Flight, tube, arrival at Camden, luggage left at the hotel and finally the head quarter of the Desertfest – Greenland Place and Our Black Heart – and the black lace on our wrists. Let our Desertfest begin, and let it begin exactly from here.

We go upstairs in the dark of Our Black Heart right in time for the first notes of Guapo. In this sort of attic – with the wonderful taste of underground – we face a definitely dirtier, rawer and mightier band than on recordings. Keyboards and the most varied woodwinds (from a more classic bagpipe to a flute shaped as a flattened pipe, passing through many other curious instruments) are surely the hallmark of this live, which is not only (Canterbury) prog-veined, but it sounds also extremely lo-fi, distorted, at times even visceral. The audience – from the metalhead to the “hippie-who-saw-Soft-Machine-in-1968” – gets lost into the psychedelic, brainy, obsessive visions of the band – not always extremely accurate, yet exactly for this reason a bit far from the academic vision of prog rock and much nearer to an experimental and a bit crazy one.

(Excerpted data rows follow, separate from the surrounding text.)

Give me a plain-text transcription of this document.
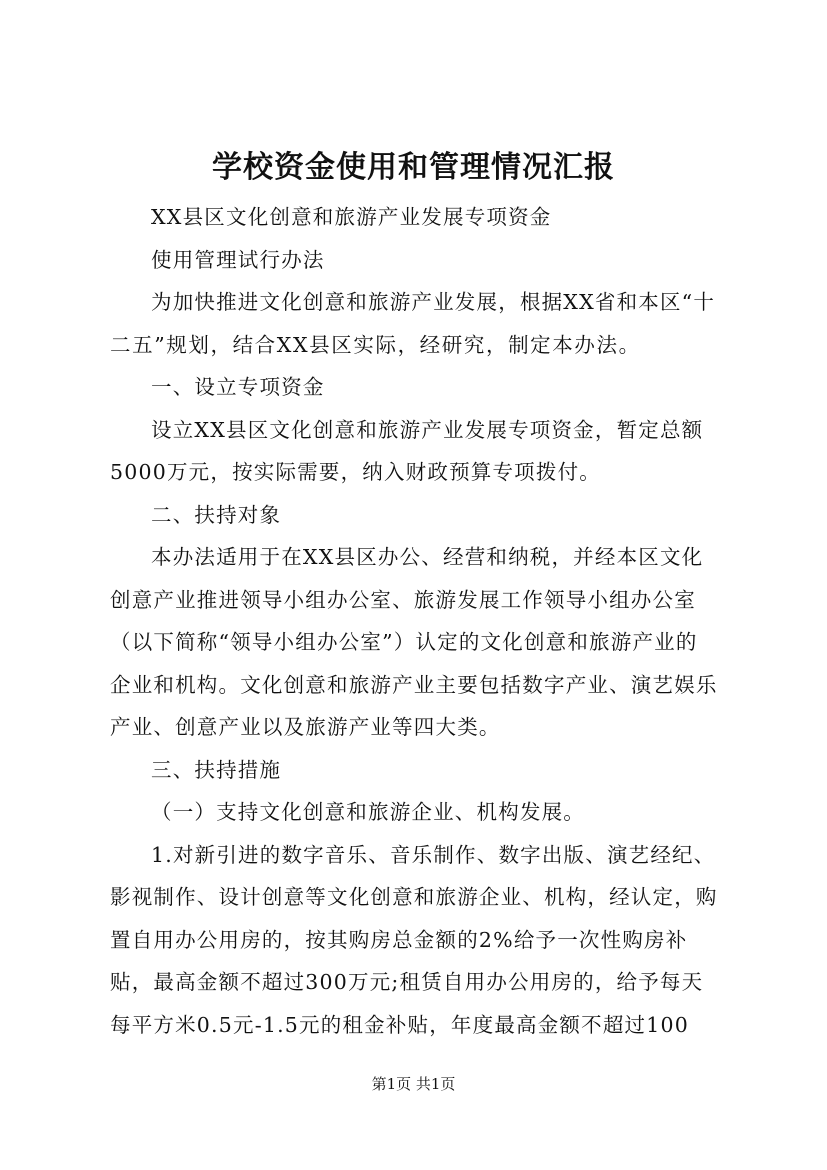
学校资金使用和管理情况汇报
XX县区文化创意和旅游产业发展专项资金
使用管理试行办法
为加快推进文化创意和旅游产业发展，根据XX省和本区“十
二五”规划，结合XX县区实际，经研究，制定本办法。
一、设立专项资金
设立XX县区文化创意和旅游产业发展专项资金，暂定总额
5000万元，按实际需要，纳入财政预算专项拨付。
二、扶持对象
本办法适用于在XX县区办公、经营和纳税，并经本区文化
创意产业推进领导小组办公室、旅游发展工作领导小组办公室
（以下简称“领导小组办公室”）认定的文化创意和旅游产业的
企业和机构。文化创意和旅游产业主要包括数字产业、演艺娱乐
产业、创意产业以及旅游产业等四大类。
三、扶持措施
（一）支持文化创意和旅游企业、机构发展。
1.对新引进的数字音乐、音乐制作、数字出版、演艺经纪、
影视制作、设计创意等文化创意和旅游企业、机构，经认定，购
置自用办公用房的，按其购房总金额的2%给予一次性购房补
贴，最高金额不超过300万元;租赁自用办公用房的，给予每天
每平方米0.5元-1.5元的租金补贴，年度最高金额不超过100
第1页 共1页
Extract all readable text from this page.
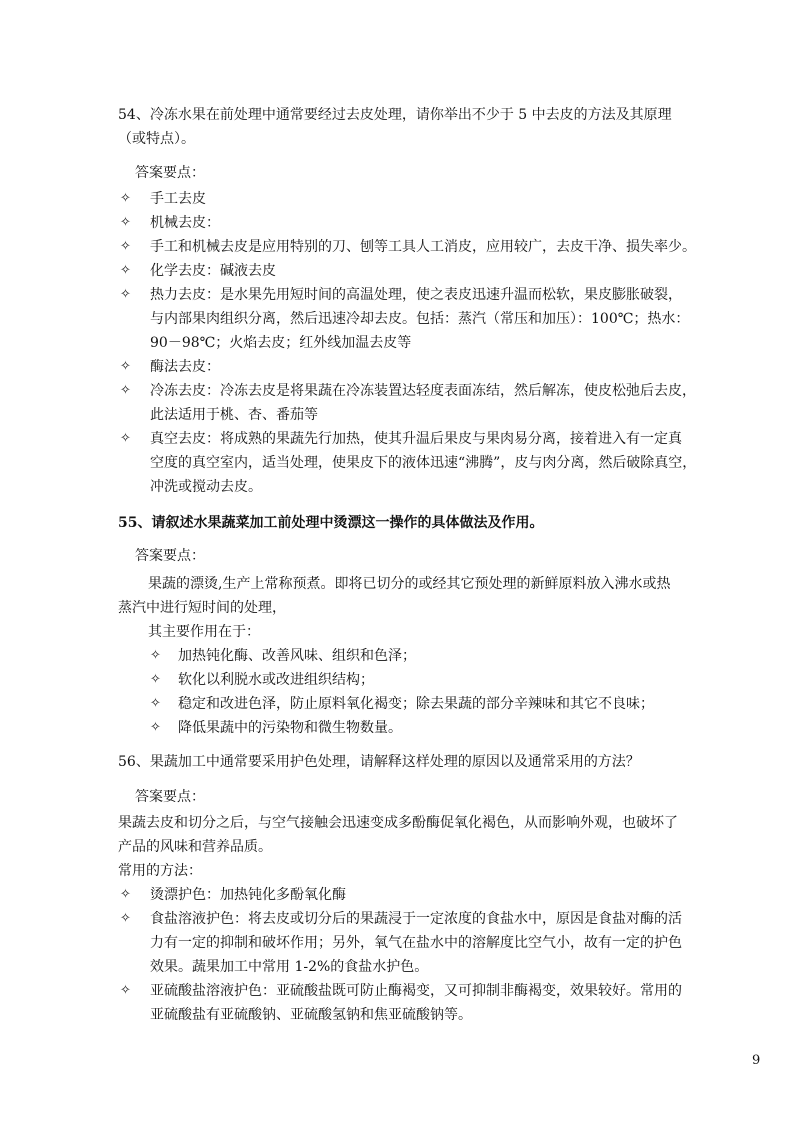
54、冷冻水果在前处理中通常要经过去皮处理，请你举出不少于 5 中去皮的方法及其原理
（或特点）。
答案要点：
✧ 手工去皮
✧ 机械去皮：
✧ 手工和机械去皮是应用特别的刀、刨等工具人工消皮，应用较广，去皮干净、损失率少。
✧ 化学去皮：碱液去皮
✧ 热力去皮：是水果先用短时间的高温处理，使之表皮迅速升温而松软，果皮膨胀破裂，
与内部果肉组织分离，然后迅速冷却去皮。包括：蒸汽（常压和加压）：100℃；热水：
90－98℃；火焰去皮；红外线加温去皮等
✧ 酶法去皮：
✧ 冷冻去皮：冷冻去皮是将果蔬在冷冻装置达轻度表面冻结，然后解冻，使皮松弛后去皮，
此法适用于桃、杏、番茄等
✧ 真空去皮：将成熟的果蔬先行加热，使其升温后果皮与果肉易分离，接着进入有一定真
空度的真空室内，适当处理，使果皮下的液体迅速“沸腾”，皮与肉分离，然后破除真空，
冲洗或搅动去皮。
55、请叙述水果蔬菜加工前处理中烫漂这一操作的具体做法及作用。
答案要点：
果蔬的漂烫,生产上常称预煮。即将已切分的或经其它预处理的新鲜原料放入沸水或热
蒸汽中进行短时间的处理，
其主要作用在于：
✧ 加热钝化酶、改善风味、组织和色泽；
✧ 软化以利脱水或改进组织结构；
✧ 稳定和改进色泽，防止原料氧化褐变；除去果蔬的部分辛辣味和其它不良味；
✧ 降低果蔬中的污染物和微生物数量。
56、果蔬加工中通常要采用护色处理，请解释这样处理的原因以及通常采用的方法？
答案要点：
果蔬去皮和切分之后，与空气接触会迅速变成多酚酶促氧化褐色，从而影响外观，也破坏了
产品的风味和营养品质。
常用的方法：
✧ 烫漂护色：加热钝化多酚氧化酶
✧ 食盐溶液护色：将去皮或切分后的果蔬浸于一定浓度的食盐水中，原因是食盐对酶的活
力有一定的抑制和破坏作用；另外，氧气在盐水中的溶解度比空气小，故有一定的护色
效果。蔬果加工中常用 1-2%的食盐水护色。
✧ 亚硫酸盐溶液护色：亚硫酸盐既可防止酶褐变，又可抑制非酶褐变，效果较好。常用的
亚硫酸盐有亚硫酸钠、亚硫酸氢钠和焦亚硫酸钠等。
9
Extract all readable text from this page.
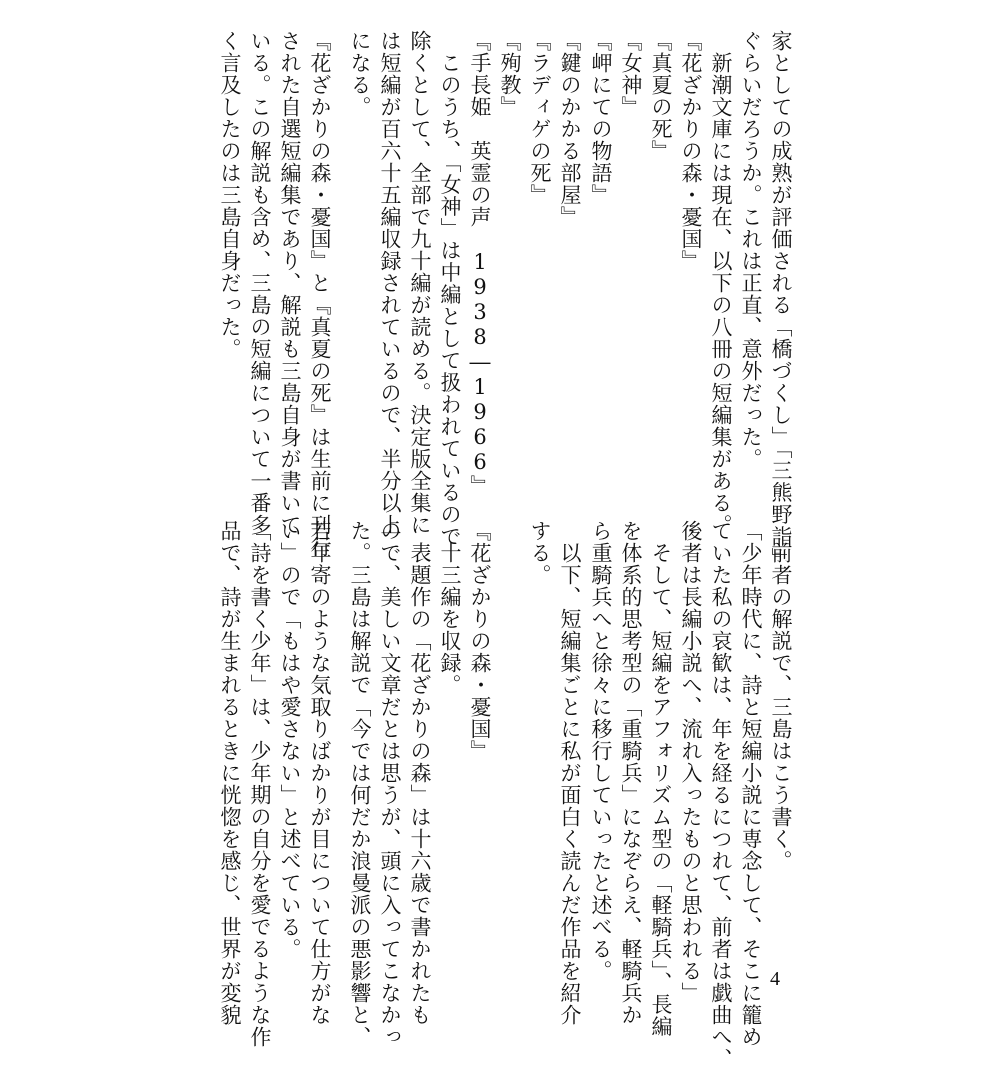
家としての成熟が評価される「橋づくし」「三熊野詣」
ぐらいだろうか。これは正直、意外だった。
　新潮文庫には現在、以下の八冊の短編集がある。
『花ざかりの森・憂国』
『真夏の死』
『女神』
『岬にての物語』
『鍵のかかる部屋』
『ラディゲの死』
『殉教』
『手長姫　英霊の声　1938―1966』
　このうち、「女神」は中編として扱われているので
除くとして、全部で九十編が読める。決定版全集に
は短編が百六十五編収録されているので、半分以上
になる。
『花ざかりの森・憂国』と『真夏の死』は生前に刊行
された自選短編集であり、解説も三島自身が書いて
いる。この解説も含め、三島の短編について一番多
く言及したのは三島自身だった。
　前者の解説で、三島はこう書く。
「少年時代に、詩と短編小説に専念して、そこに籠め
ていた私の哀歓は、年を経るにつれて、前者は戯曲へ、
後者は長編小説へ、流れ入ったものと思われる」
　そして、短編をアフォリズム型の「軽騎兵」、長編
を体系的思考型の「重騎兵」になぞらえ、軽騎兵か
ら重騎兵へと徐々に移行していったと述べる。
　以下、短編集ごとに私が面白く読んだ作品を紹介
する。
『花ざかりの森・憂国』
　十三編を収録。
　表題作の「花ざかりの森」は十六歳で書かれたも
ので、美しい文章だとは思うが、頭に入ってこなかっ
た。三島は解説で「今では何だか浪曼派の悪影響と、
若年寄のような気取りばかりが目について仕方がな
い」ので「もはや愛さない」と述べている。
「詩を書く少年」は、少年期の自分を愛でるような作
品で、詩が生まれるときに恍惚を感じ、世界が変貌	4
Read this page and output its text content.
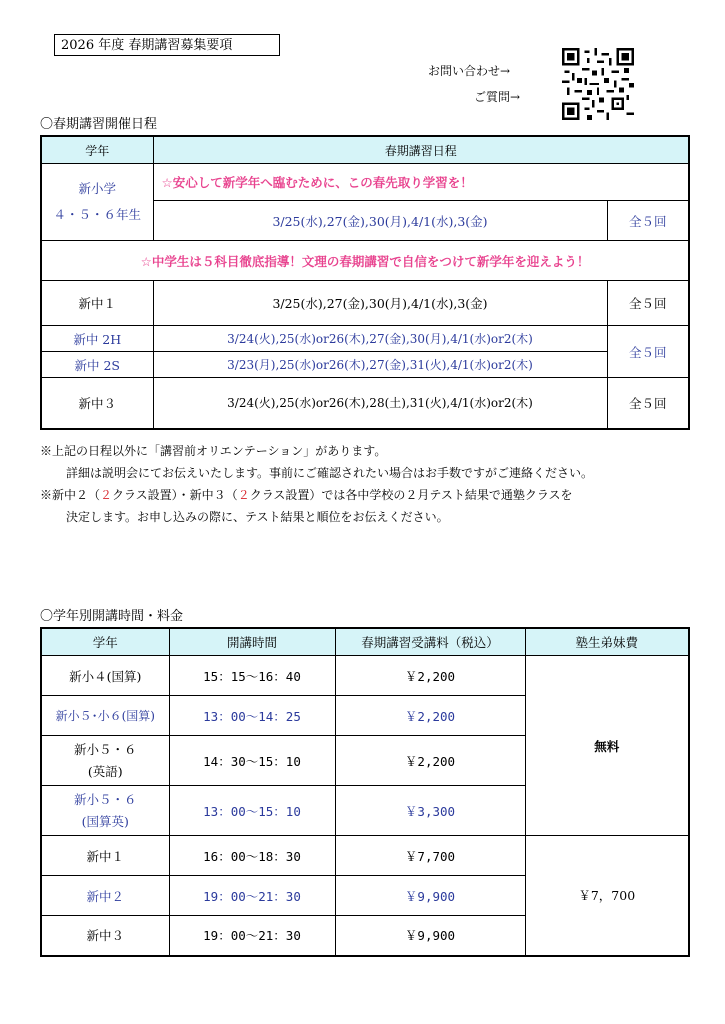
2026 年度 春期講習募集要項
お問い合わせ→
ご質問→
〇春期講習開催日程
学年	春期講習日程	

新小学
４・５・６年生	☆安心して新学年へ臨むために、この春先取り学習を！	
	3/25(水),27(金),30(月),4/1(水),3(金)	全５回
☆中学生は５科目徹底指導！文理の春期講習で自信をつけて新学年を迎えよう！		
新中１	3/25(水),27(金),30(月),4/1(水),3(金)	全５回
新中 2H	3/24(火),25(水)or26(木),27(金),30(月),4/1(水)or2(木)	全５回
新中 2S	3/23(月),25(水)or26(木),27(金),31(火),4/1(水)or2(木)	
新中３	3/24(火),25(水)or26(木),28(土),31(火),4/1(水)or2(木)	全５回
※上記の日程以外に「講習前オリエンテーション」があります。
詳細は説明会にてお伝えいたします。事前にご確認されたい場合はお手数ですがご連絡ください。
※新中２（２クラス設置）・新中３（２クラス設置）では各中学校の２月テスト結果で通塾クラスを
決定します。お申し込みの際に、テスト結果と順位をお伝えください。
〇学年別開講時間・料金
学年	開講時間	春期講習受講料（税込）	塾生弟妹費
新小４(国算)	15：15〜16：40	￥2,200	無料
新小５･小６(国算)	13：00〜14：25	￥2,200	

新小５・６
(英語)	14：30〜15：10	￥2,200	

新小５・６
(国算英)	13：00〜15：10	￥3,300	
新中１	16：00〜18：30	￥7,700	￥7，700
新中２	19：00〜21：30	￥9,900	
新中３	19：00〜21：30	￥9,900	
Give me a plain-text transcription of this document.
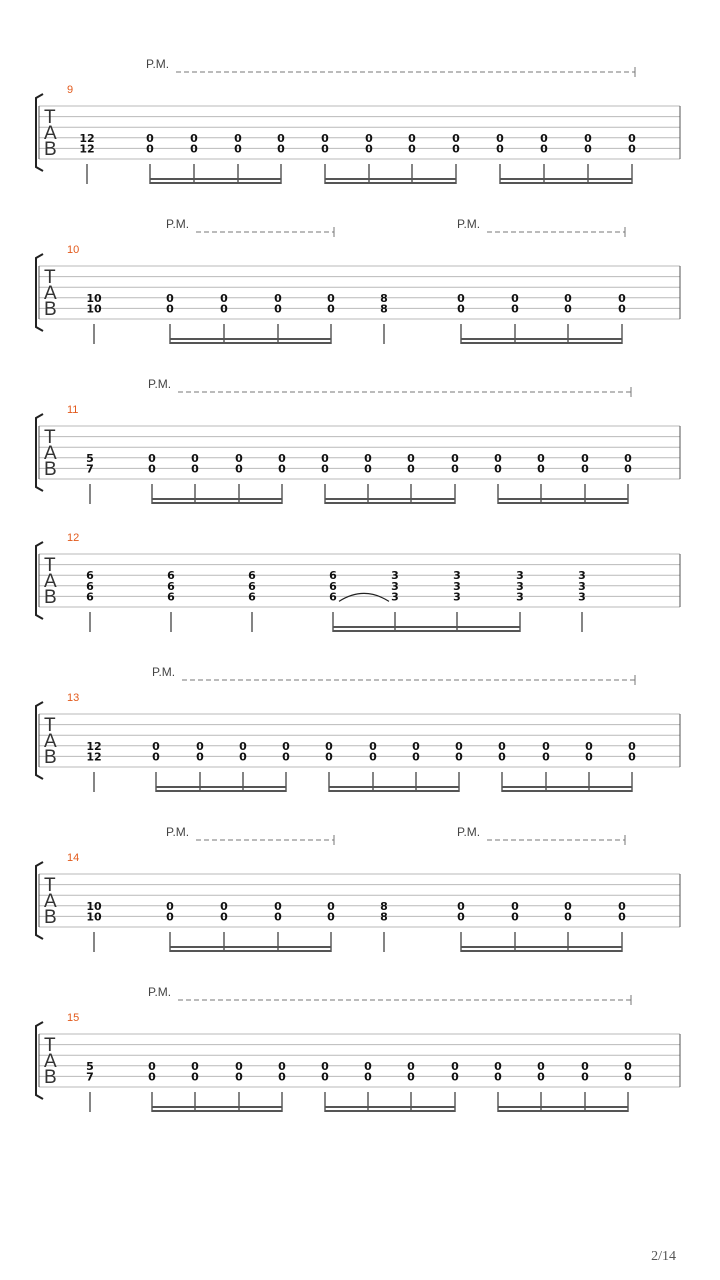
T
A
B
9
12
12
0
0
0
0
0
0
0
0
0
0
0
0
0
0
0
0
0
0
0
0
0
0
0
0
P.M.
T
A
B
10
10
10
0
0
0
0
0
0
0
0
8
8
0
0
0
0
0
0
0
0
P.M.	P.M.
T
A
B
11
5
7
0
0
0
0
0
0
0
0
0
0
0
0
0
0
0
0
0
0
0
0
0
0
0
0
P.M.
T
A
B
12
6
6
6
6
6
6
6
6
6
6
6
6
3
3
3
3
3
3
3
3
3
3
3
3
T
A
B
13
12
12
0
0
0
0
0
0
0
0
0
0
0
0
0
0
0
0
0
0
0
0
0
0
0
0
P.M.
T
A
B
14
10
10
0
0
0
0
0
0
0
0
8
8
0
0
0
0
0
0
0
0
P.M.	P.M.
T
A
B
15
5
7
0
0
0
0
0
0
0
0
0
0
0
0
0
0
0
0
0
0
0
0
0
0
0
0
P.M.
2/14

Then we move to the Electric Ballroom (where we spend the rest of the night) and we let ourselves to be overwhelmed by Asteroid and their stoner rock full of psychedelia and hard/blues, halfway between 60s and 70s. In the live show, bassist Johannes Nilson voice (he sings in a couple of songs and he is the backing vocals in the others) is not always flawless, yet guitarist Robin Hirse one – dirty and hardrocker style – dominates and enthralls the listener. Their sound has got the flavour of a good beer and all the positive charge flowing in the air of an event such Desertfest, become in just five years one of the most interesting festival for these sounds. The backbone of the Swedish trio is the perfect combination of bass and guitar: riffs of the first one are – both for the rhythm and the melody – the pillar on which the second unleashes its valvular warmth, constructing sinuous melodies and dilated passages. The audience is excited, and their setlist is amplified of over 20 minutes, due to the continuous applause and acclamation of all the presents (including us two).

Strong, abrupt swerve when Crowbar gets on stage. As a grind they destroy in a moment all the psychedelic visions induced by the other bands. Their sludge metal is heavy as an elephant and it shows its “vulgar display of power” with an absolutely appalling volume.  The alcohol level of the ultra-distorted riffs is that typical of southern stoner, enhanced by thrash metal fury and hardcore rage. Guitars are definitely metal and drums are a war machine. Leading this assault lineup the only historic member – Kirk Windstein – with his super-filthy and super-powerful voice. One hour of continuous fits of anger that knockouts the listener and that is a lesson for the most part of the recent bands defining themselves as sludge. With no compromise at all their music embodies the essence of this genre: “popular” nowadays, but rarely able to reach the peaks of bestiality of this band.

Worn out by the extreme heaviness of Crowbar frontal assault we go upstairs to attend to the show of this evening headliner Corrosion of Conformity. Perfect location even from the acoustic point of view (we are overwhelmed by flawless sounds), their concert is the climax of this first day of the festival. The band is technically perfect and Pepper Keenan has got an incredible energy and an incredibly amazing voice, faultless for the whole hour and half of the show. Massive and warm, heavy and bluesy, in the live dimension their southern stoner has got an enthralling energy with some psych hints in the solos, also thanks to dilations and arrangements that reach their peak during the encore, with expanded guitars and rhythms giving a new perspective to many of their songs.  A rousing riffs machine, especially focused on their masterpiece Deliverance, performing a magnificent concert that inflames the sold out Electric Ballroom. One only adjective: extraordinary.

First day headed by two bands that can properly be considered the history of these sounds, but that have shown sharp teeth and nails and no will at all to be catalogued in the “past” section of this genre.